It's all about choices...
I'm a little ambiguous about that first one. There are mistakes I've made that I deeply regret - but on the other hand, the way they bent my life's path led me here and I'm pretty happy with that. If I hadn't screwed up the way I did at a few critical points in my life, I might have had success earlier in my life and not taken off for odd parts of the world and then I'd have never met my wife and had children with her.
Most of my regrets involve phone numbers I was given and never called, or realizing too late that certain women were waiting to be kissed. Heavy sigh.
Anyhow, I've got a bud who did everything differently from the way I did. I drifted into college after high school and pursued more formal education whenever I was at loose ends. I took off for Eastern Europe and found my voice as a writer abroad. Now I'm back in education collecting more degrees.
John got himself a job at the post office and secured himself financially, investing in some houses etc. With that taken care of, he pursued ventures in writing, publishing and lately film making - entirely self-taught.
Check here http://possibilityx.com/ved/about.htm for one of his projects Vino e Donne ("Wine and Women").
"In vino, veritas.
That's Latin, and it means "In wine, there is truth."
Talking with my Italian friend Mara one day, I was struck with how open and honest she is. When I mentioned this, she said: "You should hear me after I've had a couple of glasses of wine."
Huh. This gave me an idea---
---a series of conversations with different women, each drinking a bottle of their favorite wine. To make it really interesting, you could ask each woman the same questions, to see how the answers vary.
So, my pal George The Greek and I did exactly that, and for maybe the first time in human history, men plied women with wine in hopes it would encourage them to....TALK MORE.
And now, we have the results on videotape.
"Vino e Donne" is Italian for "Wine and Women," and it's the title of this experimental documentary video project. We bought 14 of our best women friends a bottle of wine and sat down with them---one at a time and one on one---and asked each woman The Twenty Questions.
Nobody knew the questions in advance---we wanted things to unfold organically, naturally, as a conversation---NOT as an interview with prepared answers.

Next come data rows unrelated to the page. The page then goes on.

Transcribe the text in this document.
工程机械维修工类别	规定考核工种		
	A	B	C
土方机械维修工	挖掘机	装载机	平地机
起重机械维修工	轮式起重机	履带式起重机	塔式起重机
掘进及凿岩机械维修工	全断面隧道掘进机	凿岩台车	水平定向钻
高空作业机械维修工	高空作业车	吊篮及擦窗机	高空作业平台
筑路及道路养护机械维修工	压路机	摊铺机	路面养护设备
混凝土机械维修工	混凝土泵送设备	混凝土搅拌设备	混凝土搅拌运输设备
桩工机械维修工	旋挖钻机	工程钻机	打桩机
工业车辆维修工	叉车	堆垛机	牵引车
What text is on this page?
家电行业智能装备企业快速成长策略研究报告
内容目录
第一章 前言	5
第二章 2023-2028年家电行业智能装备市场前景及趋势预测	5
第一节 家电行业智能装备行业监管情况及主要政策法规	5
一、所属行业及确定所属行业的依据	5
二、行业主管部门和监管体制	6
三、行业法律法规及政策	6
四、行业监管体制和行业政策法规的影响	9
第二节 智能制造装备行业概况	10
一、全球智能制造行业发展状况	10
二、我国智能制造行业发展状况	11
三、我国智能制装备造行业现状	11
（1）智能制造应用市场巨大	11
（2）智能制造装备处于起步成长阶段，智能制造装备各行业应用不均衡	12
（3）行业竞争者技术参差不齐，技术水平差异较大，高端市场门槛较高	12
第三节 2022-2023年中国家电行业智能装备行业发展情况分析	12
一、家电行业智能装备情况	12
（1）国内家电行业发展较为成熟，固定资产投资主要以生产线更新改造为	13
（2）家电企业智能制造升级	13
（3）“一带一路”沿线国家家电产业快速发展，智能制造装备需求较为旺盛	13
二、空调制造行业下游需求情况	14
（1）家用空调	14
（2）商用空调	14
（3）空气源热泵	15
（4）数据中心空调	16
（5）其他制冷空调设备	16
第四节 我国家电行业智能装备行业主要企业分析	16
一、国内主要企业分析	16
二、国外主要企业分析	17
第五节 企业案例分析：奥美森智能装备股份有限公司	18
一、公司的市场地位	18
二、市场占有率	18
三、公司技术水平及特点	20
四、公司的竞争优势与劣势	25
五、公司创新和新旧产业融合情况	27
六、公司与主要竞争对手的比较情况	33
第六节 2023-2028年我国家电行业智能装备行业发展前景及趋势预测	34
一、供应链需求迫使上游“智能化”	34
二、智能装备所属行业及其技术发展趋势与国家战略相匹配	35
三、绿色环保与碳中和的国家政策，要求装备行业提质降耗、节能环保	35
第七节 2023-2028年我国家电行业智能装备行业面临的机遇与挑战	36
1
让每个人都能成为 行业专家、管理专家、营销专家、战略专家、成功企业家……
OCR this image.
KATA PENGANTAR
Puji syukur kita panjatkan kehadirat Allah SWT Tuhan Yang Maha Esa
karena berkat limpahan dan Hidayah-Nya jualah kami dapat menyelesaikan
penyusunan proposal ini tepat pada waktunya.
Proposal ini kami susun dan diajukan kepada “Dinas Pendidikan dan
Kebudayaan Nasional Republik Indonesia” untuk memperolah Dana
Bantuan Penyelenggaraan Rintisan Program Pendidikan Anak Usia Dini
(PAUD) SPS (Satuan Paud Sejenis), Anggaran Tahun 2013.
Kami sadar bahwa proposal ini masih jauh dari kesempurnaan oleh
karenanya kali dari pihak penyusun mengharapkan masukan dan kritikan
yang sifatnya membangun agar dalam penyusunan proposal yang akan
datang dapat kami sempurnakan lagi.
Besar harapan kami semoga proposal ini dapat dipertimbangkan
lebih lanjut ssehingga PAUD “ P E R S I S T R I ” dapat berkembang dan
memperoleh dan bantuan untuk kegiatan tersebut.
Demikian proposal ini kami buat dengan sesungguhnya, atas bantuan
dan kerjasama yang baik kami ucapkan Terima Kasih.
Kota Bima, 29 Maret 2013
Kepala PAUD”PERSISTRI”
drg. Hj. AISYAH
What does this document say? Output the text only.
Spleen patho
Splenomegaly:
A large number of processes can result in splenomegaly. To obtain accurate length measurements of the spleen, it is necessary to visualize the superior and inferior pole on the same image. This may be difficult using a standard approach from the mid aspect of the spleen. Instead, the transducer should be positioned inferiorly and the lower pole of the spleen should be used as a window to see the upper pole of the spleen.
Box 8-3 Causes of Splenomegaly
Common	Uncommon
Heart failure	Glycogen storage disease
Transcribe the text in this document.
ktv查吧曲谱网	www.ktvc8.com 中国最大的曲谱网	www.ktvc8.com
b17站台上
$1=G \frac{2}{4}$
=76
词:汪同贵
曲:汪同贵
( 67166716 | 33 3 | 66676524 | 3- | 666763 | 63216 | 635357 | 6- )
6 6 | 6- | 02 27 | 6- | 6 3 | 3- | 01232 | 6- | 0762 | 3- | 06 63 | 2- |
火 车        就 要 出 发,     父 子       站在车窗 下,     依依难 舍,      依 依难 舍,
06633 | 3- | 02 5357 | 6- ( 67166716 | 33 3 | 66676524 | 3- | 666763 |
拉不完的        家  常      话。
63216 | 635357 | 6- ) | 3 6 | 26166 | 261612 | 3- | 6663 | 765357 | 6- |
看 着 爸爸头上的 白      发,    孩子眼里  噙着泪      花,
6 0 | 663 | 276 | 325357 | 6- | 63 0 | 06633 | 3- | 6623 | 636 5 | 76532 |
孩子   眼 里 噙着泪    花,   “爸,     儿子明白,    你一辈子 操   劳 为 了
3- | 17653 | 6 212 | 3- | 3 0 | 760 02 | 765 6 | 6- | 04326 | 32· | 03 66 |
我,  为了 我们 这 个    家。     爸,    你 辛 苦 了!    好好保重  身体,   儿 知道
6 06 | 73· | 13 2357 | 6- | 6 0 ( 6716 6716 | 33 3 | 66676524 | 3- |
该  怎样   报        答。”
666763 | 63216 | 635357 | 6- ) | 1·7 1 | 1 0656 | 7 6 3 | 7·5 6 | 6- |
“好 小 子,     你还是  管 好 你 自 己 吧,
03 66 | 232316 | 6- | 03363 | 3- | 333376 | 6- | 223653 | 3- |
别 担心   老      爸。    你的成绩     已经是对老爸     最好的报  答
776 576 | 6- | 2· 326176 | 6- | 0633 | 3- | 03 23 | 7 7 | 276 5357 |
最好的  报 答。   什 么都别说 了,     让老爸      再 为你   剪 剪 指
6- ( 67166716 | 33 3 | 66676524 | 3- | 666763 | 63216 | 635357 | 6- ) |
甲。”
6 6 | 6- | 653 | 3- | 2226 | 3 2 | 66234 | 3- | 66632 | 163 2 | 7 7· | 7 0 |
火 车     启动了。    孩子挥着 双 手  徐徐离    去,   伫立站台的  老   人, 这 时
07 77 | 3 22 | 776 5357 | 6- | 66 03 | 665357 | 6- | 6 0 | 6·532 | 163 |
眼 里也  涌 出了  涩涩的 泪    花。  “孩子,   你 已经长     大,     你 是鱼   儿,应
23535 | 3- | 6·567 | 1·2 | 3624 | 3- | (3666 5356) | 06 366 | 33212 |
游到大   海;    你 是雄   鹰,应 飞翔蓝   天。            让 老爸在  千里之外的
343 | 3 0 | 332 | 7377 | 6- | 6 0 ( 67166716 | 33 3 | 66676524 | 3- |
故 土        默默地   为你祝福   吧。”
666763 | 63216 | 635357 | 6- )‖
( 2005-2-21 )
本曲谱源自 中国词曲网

For balance, we made sure to converse with women of different ages. We ended up talking with three women in their 20's, three in their 30's, three in their 40's, three in their 50's, and two in their 60's.
Vino e Donne is being edited now, for a March 2007 release."
Folks, IMHO this is pretty good stuff. At least as good as some of the stuff I've seen at "art house" theaters in various parts of the world. Which is good. As Norman Podhoretz said (in "Ex Friends") it's probably not possible to remain friends with an artist whose work you don't like.
What impresses me is, 1) that John had the juevos to pursue this kind of thing, and 2) that technology and good old capitalism produced the equipment to produce professional-quality video, and brought the cost within the reach of common folks like us.
John and I have talked up a project to produce a video on Indian Club exercises together that we may even get around to now.